For each agent (draft and revisor), the function shows the execution status and result content, allowing developers to see exactly how the reflection process improved the response quality.

### Test Execution Example

The final section demonstrates how to run a test using a specific question from the tasks dataset. We select `question_id = 43` and extract the corresponding user query to test the system with real airline customer service scenarios.

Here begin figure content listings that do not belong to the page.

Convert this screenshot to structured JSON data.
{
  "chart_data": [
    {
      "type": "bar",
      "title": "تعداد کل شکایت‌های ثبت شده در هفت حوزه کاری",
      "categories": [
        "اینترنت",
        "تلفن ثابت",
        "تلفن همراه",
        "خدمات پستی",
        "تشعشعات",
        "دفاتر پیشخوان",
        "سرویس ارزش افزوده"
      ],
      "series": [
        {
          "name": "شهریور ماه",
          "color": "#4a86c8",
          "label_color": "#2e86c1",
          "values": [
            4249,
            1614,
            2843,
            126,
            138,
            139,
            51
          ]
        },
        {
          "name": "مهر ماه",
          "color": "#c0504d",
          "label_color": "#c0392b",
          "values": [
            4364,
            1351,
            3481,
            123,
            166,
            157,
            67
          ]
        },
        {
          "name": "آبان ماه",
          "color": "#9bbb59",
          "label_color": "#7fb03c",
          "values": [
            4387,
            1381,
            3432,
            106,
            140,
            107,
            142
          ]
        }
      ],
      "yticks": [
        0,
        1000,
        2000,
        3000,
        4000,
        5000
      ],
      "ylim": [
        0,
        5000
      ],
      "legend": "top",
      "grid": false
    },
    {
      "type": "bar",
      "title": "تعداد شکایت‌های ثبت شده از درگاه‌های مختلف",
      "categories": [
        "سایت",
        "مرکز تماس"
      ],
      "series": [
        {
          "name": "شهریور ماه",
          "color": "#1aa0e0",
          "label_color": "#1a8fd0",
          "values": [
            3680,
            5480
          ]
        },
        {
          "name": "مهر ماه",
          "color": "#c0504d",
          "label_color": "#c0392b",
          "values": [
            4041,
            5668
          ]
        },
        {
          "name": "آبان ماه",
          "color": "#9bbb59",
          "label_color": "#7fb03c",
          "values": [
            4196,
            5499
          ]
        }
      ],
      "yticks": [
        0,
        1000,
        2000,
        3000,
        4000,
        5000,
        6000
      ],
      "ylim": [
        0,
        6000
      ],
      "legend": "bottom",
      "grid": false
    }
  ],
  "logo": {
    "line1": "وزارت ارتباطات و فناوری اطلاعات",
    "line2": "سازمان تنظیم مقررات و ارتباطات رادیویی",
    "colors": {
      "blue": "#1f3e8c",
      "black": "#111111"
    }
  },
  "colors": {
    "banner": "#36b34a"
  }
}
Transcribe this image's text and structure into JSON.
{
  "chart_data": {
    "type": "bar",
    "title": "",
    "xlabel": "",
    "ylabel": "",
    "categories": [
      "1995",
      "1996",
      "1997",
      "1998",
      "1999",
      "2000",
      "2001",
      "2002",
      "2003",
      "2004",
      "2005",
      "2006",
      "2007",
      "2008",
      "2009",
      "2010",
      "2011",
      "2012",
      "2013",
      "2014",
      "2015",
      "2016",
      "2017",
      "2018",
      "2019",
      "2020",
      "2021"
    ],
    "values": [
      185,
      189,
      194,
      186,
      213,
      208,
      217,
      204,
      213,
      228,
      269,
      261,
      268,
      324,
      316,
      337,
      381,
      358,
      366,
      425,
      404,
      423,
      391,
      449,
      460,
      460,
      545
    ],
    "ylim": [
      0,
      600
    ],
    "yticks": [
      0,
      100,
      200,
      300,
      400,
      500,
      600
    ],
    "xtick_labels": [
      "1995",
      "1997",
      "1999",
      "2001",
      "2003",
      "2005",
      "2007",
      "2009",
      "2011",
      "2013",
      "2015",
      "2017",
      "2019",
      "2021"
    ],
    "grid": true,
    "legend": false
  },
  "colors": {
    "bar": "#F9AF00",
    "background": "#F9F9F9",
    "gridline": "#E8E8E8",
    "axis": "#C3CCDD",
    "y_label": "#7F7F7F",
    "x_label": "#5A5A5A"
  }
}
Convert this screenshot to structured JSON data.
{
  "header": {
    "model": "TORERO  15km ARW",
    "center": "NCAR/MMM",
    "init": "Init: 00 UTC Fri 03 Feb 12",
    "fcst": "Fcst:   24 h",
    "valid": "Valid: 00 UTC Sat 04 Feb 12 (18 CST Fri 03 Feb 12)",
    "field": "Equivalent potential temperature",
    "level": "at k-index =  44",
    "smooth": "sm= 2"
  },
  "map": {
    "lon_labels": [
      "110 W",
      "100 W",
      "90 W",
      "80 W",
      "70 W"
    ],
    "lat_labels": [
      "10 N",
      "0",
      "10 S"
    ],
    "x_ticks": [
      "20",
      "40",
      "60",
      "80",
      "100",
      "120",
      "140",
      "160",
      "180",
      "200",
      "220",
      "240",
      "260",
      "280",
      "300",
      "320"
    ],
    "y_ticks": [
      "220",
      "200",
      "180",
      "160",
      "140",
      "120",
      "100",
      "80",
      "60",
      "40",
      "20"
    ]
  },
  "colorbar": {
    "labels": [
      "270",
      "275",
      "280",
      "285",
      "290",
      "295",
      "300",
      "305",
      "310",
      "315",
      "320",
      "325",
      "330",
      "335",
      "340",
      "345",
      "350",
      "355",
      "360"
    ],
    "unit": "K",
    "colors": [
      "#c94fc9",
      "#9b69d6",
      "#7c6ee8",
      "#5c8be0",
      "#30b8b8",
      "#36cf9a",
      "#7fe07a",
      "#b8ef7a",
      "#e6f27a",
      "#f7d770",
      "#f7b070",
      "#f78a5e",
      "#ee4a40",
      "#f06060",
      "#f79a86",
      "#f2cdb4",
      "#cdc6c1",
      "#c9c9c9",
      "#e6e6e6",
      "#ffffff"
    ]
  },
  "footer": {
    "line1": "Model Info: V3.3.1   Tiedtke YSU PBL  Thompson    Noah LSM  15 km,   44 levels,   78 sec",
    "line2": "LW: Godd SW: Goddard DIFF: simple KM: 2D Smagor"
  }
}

This testing approach provides a complete view of the Reflexion pattern in action, showing both the technical execution details and the practical quality improvements achieved through iterative self-reflection and revision.

In [None]:
def test_reflexion_graph(user_query):
    reflexion_graph = create_reflexion_graph()
    
    print("=== Testing Reflexion Graph ===")
    print(f"Test Prompt: {user_query}")
    print("\n--- Executing Graph ---")
    start= time.time()
    result = reflexion_graph(user_query)
    exec_time= time.time()-start
    print(f"\n EXEC Time: {exec_time}")
    print(f"\nGraph Status: {result.status}")
    print(f"Total Nodes: {result.total_nodes}")
    print(f"Completed Nodes: {result.completed_nodes}")
    print(f"Execution Order: {[node.node_id for node in result.execution_order]}")
    
    print("\n--- Node Results ---")
    for node_id, node_result in result.results.items():
        print(f"\n{node_id.upper()}:")
        print(f"Status: {node_result.status}")
        if hasattr(node_result, 'result') and node_result.result:
            print(f"Result: {str(node_result.result)}...")
    
    return result

# Test with different question_id
question_id = 43
task = tasks[question_id]
user_query = task["question"]
print(user_query)
reflexion_response = test_reflexion_graph(user_query)

## Congrats!

Congratulations! You've successfully created and tested a Reflexion pattern implementation using Strands multiagent orchestration. This system demonstrates:

- **Iterative self-improvement** through systematic reflection and revision
- **Multi-agent orchestration** with specialized roles and feedback loops
- **Quality-driven processing** with configurable thresholds and iteration limits
- **State management** across revision cycles for consistent improvement

The reflexion pattern is particularly useful for applications requiring high-quality responses, such as content generation, problem-solving, and complex reasoning tasks where initial responses can be systematically improved through reflection and revision.